Companies that engage in effective waste recycling receive more favourable credit terms than those that generate more waste, according to a paper Atawnah published in the International Review of Economics & Finance.

Waste is a growing global concern. According to the World Bank, waste generation is expected to increase from 2 billion tonnes in 2016 to 3.4 billion tonnes by 2050. This waste threatens ecosystems, exacerbates the effects of climate change and poses serious health risks, says Atawnah.

Using a global sample of businesses from 42 countries, Atawnah and a colleague from King Abdulaziz University in Saudi Arabia examined how waste management affects access to trade credit from suppliers. Trade credits are the arrangements that allow companies to acquire goods from suppliers with delayed payments. They are a vital source of short-term financing for businesses. For example, studies show that about 80 per cent of American firms rely on trade credit, and that the value of this credit is more than traditional bank loans.

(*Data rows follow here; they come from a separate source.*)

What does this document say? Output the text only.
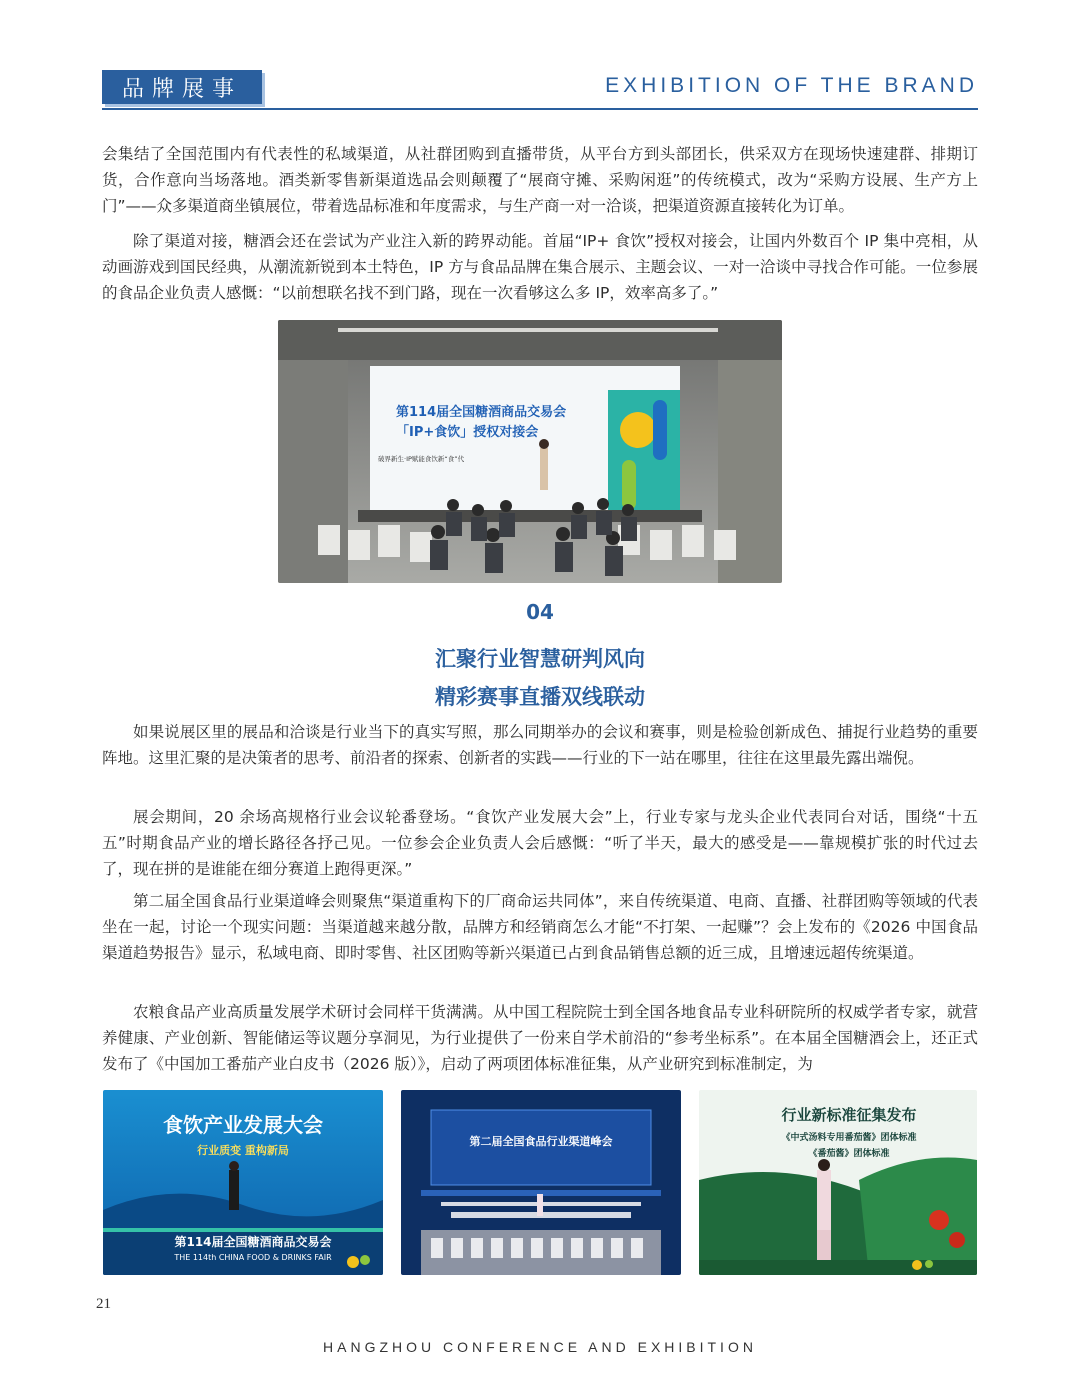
品牌展事	EXHIBITION OF THE BRAND

会集结了全国范围内有代表性的私域渠道，从社群团购到直播带货，从平台方到头部团长，供采双方在现场快速建群、排期订货，合作意向当场落地。酒类新零售新渠道选品会则颠覆了“展商守摊、采购闲逛”的传统模式，改为“采购方设展、生产方上门”——众多渠道商坐镇展位，带着选品标准和年度需求，与生产商一对一洽谈，把渠道资源直接转化为订单。

除了渠道对接，糖酒会还在尝试为产业注入新的跨界动能。首届“IP+ 食饮”授权对接会，让国内外数百个 IP 集中亮相，从动画游戏到国民经典，从潮流新锐到本土特色，IP 方与食品品牌在集合展示、主题会议、一对一洽谈中寻找合作可能。一位参展的食品企业负责人感慨：“以前想联名找不到门路，现在一次看够这么多 IP，效率高多了。”

第114届全国糖酒商品交易会
「IP+食饮」授权对接会
破界新生·IP赋能食饮新“食”代
04
汇聚行业智慧研判风向
精彩赛事直播双线联动

如果说展区里的展品和洽谈是行业当下的真实写照，那么同期举办的会议和赛事，则是检验创新成色、捕捉行业趋势的重要阵地。这里汇聚的是决策者的思考、前沿者的探索、创新者的实践——行业的下一站在哪里，往往在这里最先露出端倪。

展会期间，20 余场高规格行业会议轮番登场。“食饮产业发展大会”上，行业专家与龙头企业代表同台对话，围绕“十五五”时期食品产业的增长路径各抒己见。一位参会企业负责人会后感慨：“听了半天，最大的感受是——靠规模扩张的时代过去了，现在拼的是谁能在细分赛道上跑得更深。”

第二届全国食品行业渠道峰会则聚焦“渠道重构下的厂商命运共同体”，来自传统渠道、电商、直播、社群团购等领域的代表坐在一起，讨论一个现实问题：当渠道越来越分散，品牌方和经销商怎么才能“不打架、一起赚”？会上发布的《2026 中国食品渠道趋势报告》显示，私域电商、即时零售、社区团购等新兴渠道已占到食品销售总额的近三成，且增速远超传统渠道。

农粮食品产业高质量发展学术研讨会同样干货满满。从中国工程院院士到全国各地食品专业科研院所的权威学者专家，就营养健康、产业创新、智能储运等议题分享洞见，为行业提供了一份来自学术前沿的“参考坐标系”。在本届全国糖酒会上，还正式发布了《中国加工番茄产业白皮书（2026 版）》，启动了两项团体标准征集，从产业研究到标准制定，为

食饮产业发展大会
行业质变 重构新局
第114届全国糖酒商品交易会
THE 114th CHINA FOOD & DRINKS FAIR
第二届全国食品行业渠道峰会
行业新标准征集发布
《中式汤料专用番茄酱》团体标准
《番茄酱》团体标准
21
HANGZHOU CONFERENCE AND EXHIBITION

The reason companies that engage in waste recycling get greater access to trade credit is two-fold, says Atawnah. These firms typically have lower operational expenses as they are more efficient and use their resources optimally. “This in turn boosts profitability and makes them more attractive credit partners,” he says. The second element is overall value. Firms’ values are reflected in market indicators, “further strengthening their attractiveness and reliability in the eyes of suppliers”, he says.

However, these effects were not uniform. “Our study shows that the relationship between waste recycling and trade credit varies significantly across different institutional, market and industry settings,” Atawnah says.

For example, the positive impact of waste recycling on credit is stronger in developed countries, where environmental regulations are more rigorous and enforcement is more consistent, he says. The impact is also “significantly stronger in competitive markets where intense rivalry makes waste management an important differentiating signal for suppliers”. Additionally, it is also more pronounced in environmentally sensitive industries, such as energy, chemicals and mining. These are industries where companies face heightened regulatory scrutiny and reputational risk, he says.

The research has “significant real-world implications for businesses, policymakers and society”, Atawnah says. “It demonstrates that investments in waste management and recycling programmes can yield measurable returns through improved access to supplier financing. This is particularly valuable for small and medium-sized enterprises that may struggle to secure traditional bank loans and rely heavily on trade credit for working capital.”

Going forward, Atawnah aims to investigate how waste management affects formal financing, such as bank loans and the cost of these loans. “We also intend to examine the impact of environmentally responsible practices on bond market pricing, equity valuations and access to venture capital or private equity,” he says. “Together, these extensions would provide a more comprehensive understanding of the financial returns to environmentally responsible firms.”